O impacto inicial de um meme é a sua novidade, mas ele se impõe pela repetição. Quem sabe bem disso são os redatores publicitários, os maiores criadores de memes de nossa sociedade. Carlton, um raro prazer. Coca-Cola, isso é que é. Globo: a gente se vê por aqui. Não é nenhuma Brastemp, mas... Você merece uma Kaiser. Carro a álcool: você ainda vai ter um. Anti-Sardina: o segredo da beleza feminina. Iofoscal: iodo para o sangue, fósforo para o cérebro, cálcio para os ossos. Drops Dulcora: quadradinhos, embrulhadinhos, um a um.

O meme não precisa ser verdadeiro para se impor. Ele primeiro se impõe pela repetição, e a partir daí todos crêem que é verdadeiro. Preconceitos se baseiam em memes muito nítidos: todo baiano é preguiçoso, todo judeu é avarento, todo paraíba é mal-educado, todo carioca é vigarista, todo paulista é arrogante. Os memes são jogados no caldeirão cultural, e alguns deles crescem, se multiplicam. A melhor maneira de examinar um meme preconceituoso é indagar a quem ele interessa. A quem interessa propagar a idéia de que toda loura é burra, de que todo político é ladrão, de que todo crioulo é um assaltante em potencial?

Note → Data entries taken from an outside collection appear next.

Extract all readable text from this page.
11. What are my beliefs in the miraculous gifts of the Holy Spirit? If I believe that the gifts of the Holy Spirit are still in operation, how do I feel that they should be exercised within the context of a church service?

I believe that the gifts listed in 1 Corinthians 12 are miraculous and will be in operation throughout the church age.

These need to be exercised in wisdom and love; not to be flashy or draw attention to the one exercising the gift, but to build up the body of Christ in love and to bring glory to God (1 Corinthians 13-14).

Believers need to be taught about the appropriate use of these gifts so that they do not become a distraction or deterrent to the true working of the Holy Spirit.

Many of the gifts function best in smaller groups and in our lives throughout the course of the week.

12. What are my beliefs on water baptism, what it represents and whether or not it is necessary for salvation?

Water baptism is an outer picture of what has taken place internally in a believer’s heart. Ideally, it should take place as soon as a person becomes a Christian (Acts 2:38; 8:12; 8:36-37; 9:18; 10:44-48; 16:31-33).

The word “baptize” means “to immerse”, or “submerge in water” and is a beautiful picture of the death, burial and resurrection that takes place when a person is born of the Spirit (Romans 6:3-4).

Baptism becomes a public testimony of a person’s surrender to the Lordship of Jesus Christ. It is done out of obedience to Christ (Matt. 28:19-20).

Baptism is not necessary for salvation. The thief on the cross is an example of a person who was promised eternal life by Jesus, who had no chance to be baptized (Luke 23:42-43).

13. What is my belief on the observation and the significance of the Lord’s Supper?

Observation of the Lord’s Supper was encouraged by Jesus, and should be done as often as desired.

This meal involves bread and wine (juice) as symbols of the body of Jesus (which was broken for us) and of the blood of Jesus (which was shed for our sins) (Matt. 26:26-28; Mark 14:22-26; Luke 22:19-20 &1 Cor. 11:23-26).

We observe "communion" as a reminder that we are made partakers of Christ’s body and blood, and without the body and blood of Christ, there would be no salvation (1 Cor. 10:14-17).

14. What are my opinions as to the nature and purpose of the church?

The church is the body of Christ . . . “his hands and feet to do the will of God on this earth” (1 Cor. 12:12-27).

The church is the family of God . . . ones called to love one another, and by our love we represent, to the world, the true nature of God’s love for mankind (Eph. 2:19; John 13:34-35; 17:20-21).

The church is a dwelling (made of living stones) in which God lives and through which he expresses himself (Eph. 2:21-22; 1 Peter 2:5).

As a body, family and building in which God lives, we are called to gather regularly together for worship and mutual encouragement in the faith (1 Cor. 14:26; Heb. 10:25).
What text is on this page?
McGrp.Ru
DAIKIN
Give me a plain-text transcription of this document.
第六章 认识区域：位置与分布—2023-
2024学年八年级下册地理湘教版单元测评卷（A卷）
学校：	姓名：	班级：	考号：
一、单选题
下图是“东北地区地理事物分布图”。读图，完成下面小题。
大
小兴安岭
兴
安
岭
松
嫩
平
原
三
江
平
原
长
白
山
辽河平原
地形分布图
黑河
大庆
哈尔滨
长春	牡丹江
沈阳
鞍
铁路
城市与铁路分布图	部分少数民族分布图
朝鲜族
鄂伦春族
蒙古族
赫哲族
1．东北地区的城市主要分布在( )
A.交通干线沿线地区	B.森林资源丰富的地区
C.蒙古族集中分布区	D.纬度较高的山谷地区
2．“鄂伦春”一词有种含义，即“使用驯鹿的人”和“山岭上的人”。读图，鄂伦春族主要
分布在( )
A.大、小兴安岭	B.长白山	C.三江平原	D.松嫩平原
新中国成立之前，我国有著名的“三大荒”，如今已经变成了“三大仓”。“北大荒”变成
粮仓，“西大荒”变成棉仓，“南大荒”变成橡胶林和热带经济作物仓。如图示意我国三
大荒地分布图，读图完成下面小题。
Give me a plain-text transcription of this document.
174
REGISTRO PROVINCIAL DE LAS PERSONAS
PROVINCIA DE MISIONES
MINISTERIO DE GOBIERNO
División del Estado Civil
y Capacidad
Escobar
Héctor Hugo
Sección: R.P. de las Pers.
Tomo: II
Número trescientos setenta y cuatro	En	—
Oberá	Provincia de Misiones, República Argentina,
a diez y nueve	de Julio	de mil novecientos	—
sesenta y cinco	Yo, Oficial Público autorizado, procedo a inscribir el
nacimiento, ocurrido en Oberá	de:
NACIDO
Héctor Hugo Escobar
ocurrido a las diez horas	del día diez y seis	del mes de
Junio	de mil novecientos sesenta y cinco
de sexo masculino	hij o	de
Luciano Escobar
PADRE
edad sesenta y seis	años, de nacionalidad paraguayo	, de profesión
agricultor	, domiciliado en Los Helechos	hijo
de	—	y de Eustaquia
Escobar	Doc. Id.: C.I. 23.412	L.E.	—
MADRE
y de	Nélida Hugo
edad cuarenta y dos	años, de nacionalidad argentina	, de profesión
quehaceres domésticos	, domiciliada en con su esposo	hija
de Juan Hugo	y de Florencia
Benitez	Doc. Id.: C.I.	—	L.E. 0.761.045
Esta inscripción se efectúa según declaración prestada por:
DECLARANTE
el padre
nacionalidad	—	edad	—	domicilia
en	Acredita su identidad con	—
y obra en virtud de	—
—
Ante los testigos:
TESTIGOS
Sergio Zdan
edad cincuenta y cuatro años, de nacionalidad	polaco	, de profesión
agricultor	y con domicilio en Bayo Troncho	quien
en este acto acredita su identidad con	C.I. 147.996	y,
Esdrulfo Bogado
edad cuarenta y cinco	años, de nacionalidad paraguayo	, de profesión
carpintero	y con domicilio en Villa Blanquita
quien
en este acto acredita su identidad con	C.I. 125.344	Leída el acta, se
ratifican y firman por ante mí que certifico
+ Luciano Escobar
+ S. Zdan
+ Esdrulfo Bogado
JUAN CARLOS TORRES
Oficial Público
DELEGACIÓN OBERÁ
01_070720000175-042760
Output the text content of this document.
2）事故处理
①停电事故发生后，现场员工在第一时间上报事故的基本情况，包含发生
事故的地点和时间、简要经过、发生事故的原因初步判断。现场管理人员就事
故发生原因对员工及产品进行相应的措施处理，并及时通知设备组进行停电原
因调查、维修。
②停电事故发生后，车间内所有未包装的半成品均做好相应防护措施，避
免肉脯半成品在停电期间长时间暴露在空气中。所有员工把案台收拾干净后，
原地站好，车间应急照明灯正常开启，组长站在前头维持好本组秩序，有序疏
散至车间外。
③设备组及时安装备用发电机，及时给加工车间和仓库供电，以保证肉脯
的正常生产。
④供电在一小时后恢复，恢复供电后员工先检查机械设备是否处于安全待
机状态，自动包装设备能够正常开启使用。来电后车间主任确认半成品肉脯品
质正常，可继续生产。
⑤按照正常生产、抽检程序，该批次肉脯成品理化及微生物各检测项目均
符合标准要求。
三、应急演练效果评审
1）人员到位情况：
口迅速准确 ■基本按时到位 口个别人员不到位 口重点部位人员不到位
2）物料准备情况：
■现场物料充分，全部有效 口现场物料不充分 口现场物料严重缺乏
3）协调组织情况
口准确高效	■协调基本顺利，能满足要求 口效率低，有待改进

Publicidade, música popular, programas de TV, imprensa: estas são as maiores fábricas de memes de nossa época. Elas sozinhas, contudo, não dão conta do recado. Cada vez que um de nós repete uma dessas idéias, está lhe dando uma sobrevida extra; é como se a reinventasse. O meme renasce como um vírus, e passa a ser nosso toda vez que o passamos adiante. Leva nossa assinatura, nossa responsabilidade.